Very-very cute! I think Krymsun fits him the best as he's creamy color. Cowboy is something too generic (EVERY barn has a horse named cowboy  ).


----------



## Stepher (Nov 5, 2007)

I vote Krymsun


----------



## Momo (Jan 24, 2008)

I like Krymsun a lot.  Cutie of a horse.


----------



## ladybugracer (Sep 12, 2007)

LOL :lol: Thanks. Any body have any other names you think would fit this guy??


----------



## Sara (Jul 6, 2007)

I think I'm missing the color reference here...I read "Krymsun" to be the same as "Crimson" which is red. Am I misunderstanding?


----------



## Harue (Jan 28, 2008)

My boyfriend and I vote for Cinder. I too thought that Krymsun is red? Cinder blocks are more that color. ;D


----------



## JustDressageIt (Oct 4, 2007)

No idea why, but these popped into my head:

- Comanchi
- Freestyle


----------



## EquiSoup (Dec 20, 2007)

Cinder is my vote, although Tuff is cute too!


----------



## AKPaintLover (May 26, 2007)

Sara said:


> I think I'm missing the color reference here...I read "Krymsun" to be the same as "Crimson" which is red. Am I misunderstanding?

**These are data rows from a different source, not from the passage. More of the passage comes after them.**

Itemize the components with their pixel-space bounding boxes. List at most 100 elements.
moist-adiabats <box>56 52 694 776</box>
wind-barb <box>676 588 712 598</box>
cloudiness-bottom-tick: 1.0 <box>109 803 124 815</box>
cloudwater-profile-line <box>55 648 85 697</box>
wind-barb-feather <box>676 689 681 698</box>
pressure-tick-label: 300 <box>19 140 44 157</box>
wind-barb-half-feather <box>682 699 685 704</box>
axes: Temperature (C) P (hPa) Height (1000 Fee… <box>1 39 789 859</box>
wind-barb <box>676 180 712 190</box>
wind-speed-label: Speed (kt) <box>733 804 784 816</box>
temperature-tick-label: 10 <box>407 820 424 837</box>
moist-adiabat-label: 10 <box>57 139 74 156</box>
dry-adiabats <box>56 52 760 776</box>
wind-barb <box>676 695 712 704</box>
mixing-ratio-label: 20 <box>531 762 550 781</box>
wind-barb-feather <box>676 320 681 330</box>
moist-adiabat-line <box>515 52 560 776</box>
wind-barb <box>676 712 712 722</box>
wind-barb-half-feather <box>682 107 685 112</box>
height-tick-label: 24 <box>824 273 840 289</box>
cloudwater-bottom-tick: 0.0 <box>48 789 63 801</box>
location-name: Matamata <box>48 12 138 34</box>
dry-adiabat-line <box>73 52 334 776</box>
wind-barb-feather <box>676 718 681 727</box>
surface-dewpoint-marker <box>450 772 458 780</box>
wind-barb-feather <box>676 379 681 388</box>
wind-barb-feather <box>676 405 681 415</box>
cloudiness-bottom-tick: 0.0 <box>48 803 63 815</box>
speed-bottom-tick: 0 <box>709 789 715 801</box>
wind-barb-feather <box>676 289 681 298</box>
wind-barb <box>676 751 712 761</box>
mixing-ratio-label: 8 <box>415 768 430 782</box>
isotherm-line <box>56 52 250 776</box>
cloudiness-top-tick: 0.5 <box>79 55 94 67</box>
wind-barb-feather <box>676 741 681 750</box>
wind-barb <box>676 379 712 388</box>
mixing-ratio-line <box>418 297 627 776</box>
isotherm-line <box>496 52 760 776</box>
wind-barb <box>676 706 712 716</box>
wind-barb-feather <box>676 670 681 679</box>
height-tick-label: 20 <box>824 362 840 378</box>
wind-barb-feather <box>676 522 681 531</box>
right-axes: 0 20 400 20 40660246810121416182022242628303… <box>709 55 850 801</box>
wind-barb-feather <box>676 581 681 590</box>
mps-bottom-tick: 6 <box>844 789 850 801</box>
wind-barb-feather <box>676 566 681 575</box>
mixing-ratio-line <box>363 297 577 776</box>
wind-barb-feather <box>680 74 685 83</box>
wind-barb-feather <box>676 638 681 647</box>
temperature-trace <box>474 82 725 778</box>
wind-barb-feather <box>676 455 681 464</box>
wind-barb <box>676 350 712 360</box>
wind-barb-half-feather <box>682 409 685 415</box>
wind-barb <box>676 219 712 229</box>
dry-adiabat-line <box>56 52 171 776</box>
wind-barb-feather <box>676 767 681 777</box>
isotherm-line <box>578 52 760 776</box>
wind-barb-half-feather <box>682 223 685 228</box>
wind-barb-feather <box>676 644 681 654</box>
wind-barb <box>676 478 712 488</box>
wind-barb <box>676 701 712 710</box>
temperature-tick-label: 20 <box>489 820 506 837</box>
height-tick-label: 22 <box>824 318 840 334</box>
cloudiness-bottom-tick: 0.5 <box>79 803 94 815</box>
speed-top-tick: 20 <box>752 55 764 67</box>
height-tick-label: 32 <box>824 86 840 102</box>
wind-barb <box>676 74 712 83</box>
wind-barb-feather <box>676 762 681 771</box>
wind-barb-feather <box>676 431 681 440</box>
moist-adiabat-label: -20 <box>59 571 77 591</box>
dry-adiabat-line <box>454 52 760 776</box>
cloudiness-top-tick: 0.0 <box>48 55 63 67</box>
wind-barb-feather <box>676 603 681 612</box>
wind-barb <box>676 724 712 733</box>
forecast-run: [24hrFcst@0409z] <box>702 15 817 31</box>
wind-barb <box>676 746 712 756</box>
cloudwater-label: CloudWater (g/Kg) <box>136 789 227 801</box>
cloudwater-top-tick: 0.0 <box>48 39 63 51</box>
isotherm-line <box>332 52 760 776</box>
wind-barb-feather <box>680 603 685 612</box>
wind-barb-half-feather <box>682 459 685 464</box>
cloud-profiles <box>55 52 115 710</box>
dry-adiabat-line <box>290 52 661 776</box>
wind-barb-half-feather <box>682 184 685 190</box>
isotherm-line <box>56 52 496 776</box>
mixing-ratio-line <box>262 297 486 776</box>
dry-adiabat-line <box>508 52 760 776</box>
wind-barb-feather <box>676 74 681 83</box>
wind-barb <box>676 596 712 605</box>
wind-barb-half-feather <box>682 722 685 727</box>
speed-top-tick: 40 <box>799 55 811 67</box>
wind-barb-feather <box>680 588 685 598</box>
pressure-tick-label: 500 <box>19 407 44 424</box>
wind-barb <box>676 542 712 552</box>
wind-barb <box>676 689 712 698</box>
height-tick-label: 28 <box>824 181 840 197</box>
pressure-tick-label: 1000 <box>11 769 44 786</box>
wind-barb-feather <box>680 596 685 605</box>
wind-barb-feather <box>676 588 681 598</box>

I thought this too, so I did not find it as fitting. In which case, Cinder is cute...course I would end up calling him Cindy, which is girly . But I call my stallion Dez, Dezzie sometimes, which is girlie 

So basically, I was not much help - sorry  I will think on it.


----------



## BluMagic (Sep 23, 2007)

Speaking of Tuff, I like the name Tuffy for a boy lol


----------



## I Love Lane (Dec 11, 2007)

BluMagic said:


> Speaking of Tuff, I like the name Tuffy for a boy lol


I cant laugh at Tuffy cause i named my son Lane


----------



## koomy56 (Jan 19, 2008)

I think he looks like a Rio.


----------



## TheStables (Dec 29, 2007)

My vote is for Tuff


----------



## ladybugracer (Sep 12, 2007)

I have NEVER had such a hard time naming a horse. :? Thank you all.


----------



## Sara (Jul 6, 2007)

I like Cinder, of the one's you mentioned. Or maybe Ash


----------



## ahearn (Jul 10, 2007)

I love the name Ash.... when I think of Cinder, I think black. Isn't it funny that everyone thinks differently!


----------



## tim (Dec 31, 2007)

I like 'Dukey'


----------



## jazzyrider (Sep 16, 2007)

he looks like a 'bandit' to me lol dont know why but thats the name that came to mind when i looked at him


----------



## Cheval (Jan 1, 2008)

I like Bandit and Tuff...he sure is adorable, though!


----------



## BluMagic (Sep 23, 2007)

lol Ford or Fjord :-D


----------



## sarahsboergoats (Dec 29, 2007)

How about Bucky Covington...For after all, he's a buckskin!
:lol: -Sarah


----------